Publié le par Jean-Yves Alt

Iris Murdoch explore les méandres de l'être, les motivations dissimulées de l'individu.

Charles Arrowby, metteur en scène célèbre mais vieillissant, s'est retiré dans une maison étrange nichée sur une côte perdue, loin, pense-t-il, de Londres et du monde, afin de méditer sur sa vie écoulée et d'écrire ces mémoires pour lesquels se donne « La mer, la mer ». Mais il apprend vite, trop vite, qu'on n'échappe pas au monde non plus qu'à son passé. Non seulement ses amis londoniens prennent un malin plaisir à se rappeler à son souvenir, et les femmes qu'il a connues, ravies, abandonnées, à lui remémorer ses promesses, mais de plus il s'aperçoit bien vite qu'il s'est réfugié dans la gueule du loup, c'est-à-dire qu'il n'a fait que fuir pour retrouver son adolescence à travers la figure d'Hartley, la jeune fille, elle aussi aujourd'hui flétrie, qu'il avait jadis mythiquement aimée et qui s'était mystérieusement soustraite à lui.

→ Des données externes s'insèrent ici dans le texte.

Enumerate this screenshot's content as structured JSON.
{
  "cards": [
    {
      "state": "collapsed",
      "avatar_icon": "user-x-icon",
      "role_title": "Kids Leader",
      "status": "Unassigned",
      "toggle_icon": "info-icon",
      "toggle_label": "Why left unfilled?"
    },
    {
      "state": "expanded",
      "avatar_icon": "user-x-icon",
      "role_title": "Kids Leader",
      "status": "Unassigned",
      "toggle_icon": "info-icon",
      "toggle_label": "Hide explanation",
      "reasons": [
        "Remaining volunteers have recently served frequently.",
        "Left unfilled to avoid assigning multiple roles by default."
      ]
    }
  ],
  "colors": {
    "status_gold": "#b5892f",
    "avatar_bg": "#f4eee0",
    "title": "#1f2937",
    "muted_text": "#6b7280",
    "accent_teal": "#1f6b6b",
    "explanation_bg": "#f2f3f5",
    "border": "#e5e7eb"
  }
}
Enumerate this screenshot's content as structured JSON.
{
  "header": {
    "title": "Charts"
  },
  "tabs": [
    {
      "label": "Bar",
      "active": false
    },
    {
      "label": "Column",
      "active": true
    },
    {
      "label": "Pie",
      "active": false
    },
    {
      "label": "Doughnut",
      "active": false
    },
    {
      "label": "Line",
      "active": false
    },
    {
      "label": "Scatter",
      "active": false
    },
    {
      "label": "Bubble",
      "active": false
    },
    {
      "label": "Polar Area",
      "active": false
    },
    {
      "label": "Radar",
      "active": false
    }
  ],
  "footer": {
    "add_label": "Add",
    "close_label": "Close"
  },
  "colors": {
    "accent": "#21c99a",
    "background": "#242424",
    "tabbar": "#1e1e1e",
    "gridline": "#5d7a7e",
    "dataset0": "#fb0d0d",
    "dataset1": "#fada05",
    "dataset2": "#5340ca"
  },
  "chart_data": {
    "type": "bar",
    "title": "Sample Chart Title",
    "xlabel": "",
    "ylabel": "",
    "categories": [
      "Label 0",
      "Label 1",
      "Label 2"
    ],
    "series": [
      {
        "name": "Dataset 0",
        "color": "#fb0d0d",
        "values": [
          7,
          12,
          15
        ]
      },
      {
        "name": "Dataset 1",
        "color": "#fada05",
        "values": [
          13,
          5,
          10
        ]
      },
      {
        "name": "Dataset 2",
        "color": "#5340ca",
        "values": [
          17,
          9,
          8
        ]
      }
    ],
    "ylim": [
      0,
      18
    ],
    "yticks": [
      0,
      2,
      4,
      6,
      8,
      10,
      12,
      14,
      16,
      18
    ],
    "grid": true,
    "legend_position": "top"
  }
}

S'ensuit, sous les yeux mi-narquois, mi-éberlués d'un aréopage d'abord fasciné puis dessillé de femmes à pédés et d'homos existentialistes, la poursuite d'un passé qui n'a pas eu lieu et ne pourra être rattrapé ni récupéré.

Hartley ne saura, pour cause, jamais répondre à l'image que Charles, dans les méandres du temps s'est forgé d'elle, a inventé pour se rassurer. La fascination de l'absence ne joue plus, malgré qu'il en ait, malgré ses tentatives désespérées pour y croire, à partir du moment où la femme, fatale mais décatie, se présente. La fascination ne joue plus, ou plutôt se déplace. Charles est ramené peu à peu vers une autre femme qui fut la véritable initiatrice amoureuse de l'adolescent ; il se rapproche aussi de James, le cousin énigmatique qu'il haït de jalouser, autant dire d'aimer ; il découvre encore l'étrangeté de Titus, le jeune fils adoptif d'Hartley, dont l'apparition, comme la mort dont se fait porteuse la mer, cristallise les désirs inavoués.

« Le garçon, qui naturellement, en rajoutait, nageait comme un dauphin, gracieux, joueur, faisant luire l'éclair blanc d'une forme cambrée, donnant à entrevoir soudain des mains et des pieds, des épaules actives, des femmes pâles, et un visage mouillé, rieur, exubérant, encadré de cheveux pareils à des algues. Assombris par la mer, raidis, ils changeaient son aspect du tout au tout en lui collant au cou et aux épaules, plaqués sur son visage et le faisaient ressembler à une fille (...) Un plaisir (…) fou s'emparait de moi, la mer était délectable et l'eau salée avait le goût de l'espoir et de l'euphorie. »

Point extrême des miroitements de la métamorphose : Charles en viendra à imaginer une liaison amoureuse entre Titus et son cousin. Et c'est dans la maison de celui-ci, après sa disparition, qu'il viendra embaumer ses meurtrissures et découvrir – peut-être – ce que Sartre appelait la « mauvaise foi ».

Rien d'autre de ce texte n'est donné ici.